According to Newsweek, Al-Qaeda has shifted its primary focus from Afghanistan to Iraq. At a meeting during Ramadan, “according to Taliban sources, Osama bin Laden’s men officially broke some bad news to emissaries from Mullah Mohammed Omar, the elusive leader of Afghanistan’s ousted fundamentalist regime. Their message: Al Qaeda would be diverting a large number of fighters from the anti-U.S. insurgency in Afghanistan to Iraq. Al Qaeda also planned to reduce by half its $3 million monthly contribution to Afghan jihadi outfits.”

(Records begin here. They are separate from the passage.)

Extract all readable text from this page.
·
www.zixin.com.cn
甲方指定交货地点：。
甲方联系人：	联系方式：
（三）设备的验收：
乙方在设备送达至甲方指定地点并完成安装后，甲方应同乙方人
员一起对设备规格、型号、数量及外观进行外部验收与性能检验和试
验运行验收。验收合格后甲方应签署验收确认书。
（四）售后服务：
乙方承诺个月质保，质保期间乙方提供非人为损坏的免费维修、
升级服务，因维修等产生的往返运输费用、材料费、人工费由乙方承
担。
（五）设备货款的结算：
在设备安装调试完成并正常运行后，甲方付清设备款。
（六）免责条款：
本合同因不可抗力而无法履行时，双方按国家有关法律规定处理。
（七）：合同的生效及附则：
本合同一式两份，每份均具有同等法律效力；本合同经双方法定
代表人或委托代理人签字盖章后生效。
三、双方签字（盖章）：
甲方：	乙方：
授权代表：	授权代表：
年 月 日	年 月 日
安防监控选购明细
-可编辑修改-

That Al-Qaeda can manage $3 million a month to jihadis in Afghanistan or anywhere else will come as a surprise to many, who still consider Islamic terrorists to be a tiny group on the radical fringe, talking tough as they skulk around in caves.
“All this was on the orders of bin Laden himself, the sources said. Why? Because the terror chieftain and his top lieutenants see a great opportunity for killing Americans and their allies in Iraq and neighboring countries such as Turkey, according to Taliban sources who complain that their own movement will suffer. . . . Bin Laden believes that Iraq is becoming the perfect battlefield to fight the ‘American crusaders’ and that the Iraqi insurgency has been ‘100 percent successful so far,’ according to a Taliban participant at the mid-November meeting who goes by the nom de guerre Sharafullah.”
This Newsweek piece is full of silly Democratic Party cheerleading about how “bin Laden’s shift of focus could be unsettling news for George W. Bush,” despite Bush’s own statement that “we are fighting that enemy [in Iraq] today so that we do not meet him again on our own streets.” Nonetheless, it contains some useful information about global terrorist machinations.